Kaffee und Klima: Der Klimawandel macht den Böden und den Kaffeepflanzen in den Herkunftsländern in Afrika und Lateinamerika zu schaffen. Höhere Temperaturen und Starkregen zum falschen Zeitpunkt erhöhen das Risiko von Krankheiten und lassen die Erträge schrumpfen. Das gefährdet die Existenz von Millionen von Bauernfamilien, obwohl eigentlich die Nachfrage nach Kaffee tendenziell steigt.
Machen statt Zuschauen: Der Klimawandel hat die Probleme der Landwirtschaft im Globalen Süden weiter akzentuiert. Der Finanzwirtschafter Thomas Käslin hat versucht, die Folgen in Zahlen zu fassen: «Lieferketten von Lebensmitteln verlieren durchschnittlich 15 Prozent an Wert. Wenn der weltweite Lebensmittelmarkt einen Gesamtwert von 7-10 Billionen Dollar hat, entspricht das einem Wert von 1.1 Billionen Dollar, der durch den Klimawandel vernichtet wird.» Dieser Wertvernichtung wollte Thomas Käslin etwas entgegensetzen – und gründete mit zwei Kollegen das Schweizer Climate-Tech-Unternehmen Cotierra.
Pflanzenkohle als Speicher: Das Unternehmen stellt den Bauern einen kleinen Reaktor zur Verfügung, mit dem sie aus Abfällen der Kaffeeplantagen Pflanzenkohle herstellen können. Diese gleiche gewöhnlicher Grillkohle. Aber: «Unsere Kohle wird im Reaktor kontrolliert produziert, es werden keine Klimagase freigesetzt», sagt Thomas Käslin. Die Pflanzenkohle, auf Englisch «Biochar», ist enorm saugfähig. «Wie ein Küchenschwamm kann sie sehr viel Feuchtigkeit aufnehmen sowie Nährstoffe länger speichern.» Die Kaffeepflanze hat also länger die benötigte Feuchtigkeit, und es braucht weniger teuren Dünger.
Das Geschäftsmodell: Derzeit sind vier Reaktoren in Kolumbien im Testbetrieb.

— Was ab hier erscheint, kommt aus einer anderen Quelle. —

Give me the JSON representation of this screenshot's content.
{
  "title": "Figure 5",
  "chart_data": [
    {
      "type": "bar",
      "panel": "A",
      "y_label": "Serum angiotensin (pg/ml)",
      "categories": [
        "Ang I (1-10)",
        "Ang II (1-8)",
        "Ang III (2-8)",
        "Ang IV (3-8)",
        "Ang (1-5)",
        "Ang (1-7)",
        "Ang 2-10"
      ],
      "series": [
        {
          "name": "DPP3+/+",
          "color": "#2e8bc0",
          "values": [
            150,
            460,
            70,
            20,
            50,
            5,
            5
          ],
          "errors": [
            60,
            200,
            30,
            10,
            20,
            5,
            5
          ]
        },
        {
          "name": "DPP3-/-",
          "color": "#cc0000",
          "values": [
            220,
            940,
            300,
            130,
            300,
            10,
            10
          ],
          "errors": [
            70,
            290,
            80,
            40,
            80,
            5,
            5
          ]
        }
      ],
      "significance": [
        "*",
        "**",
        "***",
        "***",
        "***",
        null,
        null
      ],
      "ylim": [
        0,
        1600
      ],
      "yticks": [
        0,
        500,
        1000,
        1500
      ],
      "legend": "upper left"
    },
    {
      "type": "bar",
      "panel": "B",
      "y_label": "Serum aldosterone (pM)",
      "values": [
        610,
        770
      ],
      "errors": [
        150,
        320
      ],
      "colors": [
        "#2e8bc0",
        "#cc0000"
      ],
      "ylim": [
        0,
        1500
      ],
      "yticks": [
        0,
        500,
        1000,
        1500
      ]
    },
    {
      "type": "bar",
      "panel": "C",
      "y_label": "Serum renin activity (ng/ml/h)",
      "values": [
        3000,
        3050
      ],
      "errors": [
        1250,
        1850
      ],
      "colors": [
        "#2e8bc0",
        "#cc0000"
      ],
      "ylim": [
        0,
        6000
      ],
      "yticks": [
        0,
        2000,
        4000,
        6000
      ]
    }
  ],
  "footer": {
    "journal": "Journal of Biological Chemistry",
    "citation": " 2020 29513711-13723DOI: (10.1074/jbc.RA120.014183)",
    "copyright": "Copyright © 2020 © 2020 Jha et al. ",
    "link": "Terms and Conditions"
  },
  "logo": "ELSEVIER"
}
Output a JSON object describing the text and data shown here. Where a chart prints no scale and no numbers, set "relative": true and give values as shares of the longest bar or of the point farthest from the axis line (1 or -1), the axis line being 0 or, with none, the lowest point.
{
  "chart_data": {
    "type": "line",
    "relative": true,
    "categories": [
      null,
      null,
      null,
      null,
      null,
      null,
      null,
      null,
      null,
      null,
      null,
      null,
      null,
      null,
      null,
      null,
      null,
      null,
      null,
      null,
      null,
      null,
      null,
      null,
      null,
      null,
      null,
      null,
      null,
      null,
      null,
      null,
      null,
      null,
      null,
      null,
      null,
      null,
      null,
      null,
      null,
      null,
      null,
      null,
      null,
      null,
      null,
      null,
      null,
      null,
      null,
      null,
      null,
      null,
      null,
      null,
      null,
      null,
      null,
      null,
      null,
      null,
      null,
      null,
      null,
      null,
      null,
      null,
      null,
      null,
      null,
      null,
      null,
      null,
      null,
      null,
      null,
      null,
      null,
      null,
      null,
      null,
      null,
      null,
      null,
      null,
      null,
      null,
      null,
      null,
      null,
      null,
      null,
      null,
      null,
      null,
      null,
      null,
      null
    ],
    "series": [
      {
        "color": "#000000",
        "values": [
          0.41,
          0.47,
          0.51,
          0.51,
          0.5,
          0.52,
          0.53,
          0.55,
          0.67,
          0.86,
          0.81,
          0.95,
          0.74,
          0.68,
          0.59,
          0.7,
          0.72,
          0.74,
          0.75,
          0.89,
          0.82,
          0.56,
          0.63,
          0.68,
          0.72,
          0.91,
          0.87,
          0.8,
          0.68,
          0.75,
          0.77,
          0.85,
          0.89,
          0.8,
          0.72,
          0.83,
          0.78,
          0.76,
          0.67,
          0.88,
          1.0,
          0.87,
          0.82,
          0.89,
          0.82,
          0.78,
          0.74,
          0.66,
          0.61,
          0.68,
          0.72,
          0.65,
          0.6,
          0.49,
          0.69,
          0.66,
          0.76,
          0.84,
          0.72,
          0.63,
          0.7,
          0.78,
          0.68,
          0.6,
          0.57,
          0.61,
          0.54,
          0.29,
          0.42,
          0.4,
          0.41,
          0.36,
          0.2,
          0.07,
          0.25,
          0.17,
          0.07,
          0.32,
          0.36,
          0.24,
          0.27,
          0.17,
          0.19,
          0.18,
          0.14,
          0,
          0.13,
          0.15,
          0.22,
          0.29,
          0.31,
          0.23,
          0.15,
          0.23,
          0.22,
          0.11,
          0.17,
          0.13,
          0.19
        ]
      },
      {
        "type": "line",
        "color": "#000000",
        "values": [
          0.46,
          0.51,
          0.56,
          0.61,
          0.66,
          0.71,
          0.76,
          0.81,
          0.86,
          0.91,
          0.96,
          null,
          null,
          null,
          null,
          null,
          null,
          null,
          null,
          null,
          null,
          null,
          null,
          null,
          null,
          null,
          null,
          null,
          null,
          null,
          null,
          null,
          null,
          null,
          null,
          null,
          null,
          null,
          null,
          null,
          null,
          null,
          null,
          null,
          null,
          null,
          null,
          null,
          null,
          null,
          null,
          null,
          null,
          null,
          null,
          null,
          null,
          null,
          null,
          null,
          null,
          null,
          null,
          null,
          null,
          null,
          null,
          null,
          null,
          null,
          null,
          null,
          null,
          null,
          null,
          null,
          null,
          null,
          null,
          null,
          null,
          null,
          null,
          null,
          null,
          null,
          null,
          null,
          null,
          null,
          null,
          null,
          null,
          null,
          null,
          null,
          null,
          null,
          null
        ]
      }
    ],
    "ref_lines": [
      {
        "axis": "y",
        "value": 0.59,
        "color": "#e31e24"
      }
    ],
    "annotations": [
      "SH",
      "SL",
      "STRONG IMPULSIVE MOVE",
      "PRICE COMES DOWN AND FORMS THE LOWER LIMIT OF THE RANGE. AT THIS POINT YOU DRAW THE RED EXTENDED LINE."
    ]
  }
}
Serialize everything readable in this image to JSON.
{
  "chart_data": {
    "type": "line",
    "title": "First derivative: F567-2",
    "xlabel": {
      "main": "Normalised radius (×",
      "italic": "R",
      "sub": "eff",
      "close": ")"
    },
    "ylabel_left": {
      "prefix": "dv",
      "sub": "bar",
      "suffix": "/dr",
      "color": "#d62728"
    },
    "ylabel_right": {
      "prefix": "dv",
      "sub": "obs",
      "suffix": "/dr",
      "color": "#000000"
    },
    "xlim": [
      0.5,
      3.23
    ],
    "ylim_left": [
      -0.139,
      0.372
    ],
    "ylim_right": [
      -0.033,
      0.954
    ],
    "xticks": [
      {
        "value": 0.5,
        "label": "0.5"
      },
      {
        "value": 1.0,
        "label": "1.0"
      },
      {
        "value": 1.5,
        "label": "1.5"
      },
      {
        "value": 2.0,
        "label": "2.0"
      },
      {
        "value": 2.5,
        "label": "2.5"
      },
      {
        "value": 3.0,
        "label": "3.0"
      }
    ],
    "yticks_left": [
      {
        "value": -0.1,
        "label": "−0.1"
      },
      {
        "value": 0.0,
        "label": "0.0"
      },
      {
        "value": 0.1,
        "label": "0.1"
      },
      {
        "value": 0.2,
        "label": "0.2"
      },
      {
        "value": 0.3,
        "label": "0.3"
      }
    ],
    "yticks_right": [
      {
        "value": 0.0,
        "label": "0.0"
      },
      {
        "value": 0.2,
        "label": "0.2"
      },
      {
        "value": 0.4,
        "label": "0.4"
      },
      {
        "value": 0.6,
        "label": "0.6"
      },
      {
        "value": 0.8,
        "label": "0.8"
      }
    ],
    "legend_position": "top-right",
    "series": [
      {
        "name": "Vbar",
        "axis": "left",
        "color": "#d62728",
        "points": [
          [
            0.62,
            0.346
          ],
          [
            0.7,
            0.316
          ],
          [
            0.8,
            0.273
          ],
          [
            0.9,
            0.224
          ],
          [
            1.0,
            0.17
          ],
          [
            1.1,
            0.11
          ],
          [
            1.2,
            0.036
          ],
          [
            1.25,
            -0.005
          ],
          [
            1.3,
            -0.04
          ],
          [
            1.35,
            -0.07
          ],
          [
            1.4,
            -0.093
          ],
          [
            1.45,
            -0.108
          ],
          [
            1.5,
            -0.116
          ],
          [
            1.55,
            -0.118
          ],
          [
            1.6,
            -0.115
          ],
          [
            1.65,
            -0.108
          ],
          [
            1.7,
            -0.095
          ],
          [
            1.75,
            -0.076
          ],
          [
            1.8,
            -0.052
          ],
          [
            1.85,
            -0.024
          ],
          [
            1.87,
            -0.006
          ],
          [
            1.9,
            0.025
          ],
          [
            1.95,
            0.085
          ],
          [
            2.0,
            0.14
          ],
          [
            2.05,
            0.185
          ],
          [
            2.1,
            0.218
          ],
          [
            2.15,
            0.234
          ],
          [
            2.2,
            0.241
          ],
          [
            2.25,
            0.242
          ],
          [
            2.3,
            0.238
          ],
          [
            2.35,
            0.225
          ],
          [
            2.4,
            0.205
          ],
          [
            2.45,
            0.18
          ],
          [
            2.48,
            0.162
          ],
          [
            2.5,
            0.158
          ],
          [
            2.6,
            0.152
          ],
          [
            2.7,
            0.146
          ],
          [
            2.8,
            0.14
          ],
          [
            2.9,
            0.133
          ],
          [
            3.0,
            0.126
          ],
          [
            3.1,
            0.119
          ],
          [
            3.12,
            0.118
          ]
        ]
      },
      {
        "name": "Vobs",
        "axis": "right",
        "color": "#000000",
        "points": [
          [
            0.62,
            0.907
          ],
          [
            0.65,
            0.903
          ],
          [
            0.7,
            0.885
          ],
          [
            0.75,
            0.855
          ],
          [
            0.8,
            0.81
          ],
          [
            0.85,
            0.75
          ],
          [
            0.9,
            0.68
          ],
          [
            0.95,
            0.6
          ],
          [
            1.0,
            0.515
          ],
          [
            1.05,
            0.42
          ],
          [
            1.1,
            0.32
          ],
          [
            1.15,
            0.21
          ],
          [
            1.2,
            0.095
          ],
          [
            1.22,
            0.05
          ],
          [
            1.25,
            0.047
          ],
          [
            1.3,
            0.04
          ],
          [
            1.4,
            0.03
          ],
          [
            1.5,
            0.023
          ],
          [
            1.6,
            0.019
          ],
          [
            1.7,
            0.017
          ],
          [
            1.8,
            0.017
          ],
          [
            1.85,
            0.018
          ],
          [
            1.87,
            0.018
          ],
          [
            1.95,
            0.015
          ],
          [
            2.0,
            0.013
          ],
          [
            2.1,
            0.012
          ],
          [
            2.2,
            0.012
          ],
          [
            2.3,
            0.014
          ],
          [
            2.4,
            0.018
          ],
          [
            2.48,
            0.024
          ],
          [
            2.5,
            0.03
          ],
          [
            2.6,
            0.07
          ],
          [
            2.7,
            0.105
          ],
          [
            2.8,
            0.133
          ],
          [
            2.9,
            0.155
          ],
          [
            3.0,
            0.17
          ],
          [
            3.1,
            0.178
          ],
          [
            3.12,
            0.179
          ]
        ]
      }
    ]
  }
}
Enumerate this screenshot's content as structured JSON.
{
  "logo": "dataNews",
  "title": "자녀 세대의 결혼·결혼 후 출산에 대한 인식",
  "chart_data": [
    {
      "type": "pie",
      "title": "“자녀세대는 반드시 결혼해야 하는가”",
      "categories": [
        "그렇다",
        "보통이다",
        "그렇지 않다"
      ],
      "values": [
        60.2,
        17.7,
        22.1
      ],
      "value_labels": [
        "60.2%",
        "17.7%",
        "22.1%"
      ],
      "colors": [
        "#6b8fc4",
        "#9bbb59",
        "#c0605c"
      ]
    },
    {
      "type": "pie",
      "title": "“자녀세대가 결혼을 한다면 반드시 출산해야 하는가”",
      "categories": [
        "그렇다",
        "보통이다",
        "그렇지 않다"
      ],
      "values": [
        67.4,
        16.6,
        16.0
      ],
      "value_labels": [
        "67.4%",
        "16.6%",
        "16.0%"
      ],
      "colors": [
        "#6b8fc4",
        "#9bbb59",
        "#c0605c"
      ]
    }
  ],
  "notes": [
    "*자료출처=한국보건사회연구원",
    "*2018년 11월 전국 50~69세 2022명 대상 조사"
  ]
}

Sie können auf Geländefahrzeugen direkt auf die Felder gefahren werden. Ihre Nutzung ist für die Bauernfamilien kostenlos. Regionale Kaffeehändler können die Geräte von Cotierra mieten für eine Jahresgebühr von 2000 bis 6000 US-Dollar und diese dann den Produzentenfamilien zur Verfügung stellen. Doch eigentlich würden Lebensmittelkonzerne wie Nestlé oder Starbucks das Projekt finanzieren, sagt Unternehmer Thomas Käslin. «Sie wollen in resiliente Lieferketten investieren und finanzieren deshalb diese Pflanzenkohle-Reaktoren.» Deshalb sind die Apparaturen von Cotierra mit vielen Sensoren bestückt. Sie liefern Daten für eine Online-Plattform. So wird dokumentiert, wie viel CO₂ über die Pflanzenkohle im Boden gebunden oder welche Ertragssteigerung realisiert wurde. Das sind wichtige Angaben für den Markt für Klimazertifikate. Ist Thomas Käslin ein Weltverbesserer? Der Finanzfachmann winkt ab. Er wolle ein Projekt im weltweiten Markt für Klimaprojekte etablieren.
Ausweitung geplant: «Das Projekt kommt bei Bäuerinnen und Händlern gut an», sagt Thomas Käslin. Beide profitierten von gesteigerten Erträgen. Deshalb will der 31-jährige Unternehmer aus Beckenried seine Reaktoren in Serienproduktion geben. Bis in fünf Jahren – so sein unbescheidener Plan – will er im Globalen Süden in allen relevanten Lieferketten präsent sein, nicht nur für Kaffee, sondern auch für Kakao, weitere Früchte oder auch Baumwolle und Maschinen für Pflanzenkohle liefern – finanziert über die Klima-Verpflichtungen der globalen Lebensmittelkonzerne. Ob dies realistisch ist, bleibt offen. Der Konkurrenzkampf um Klimazertifikate ist gross.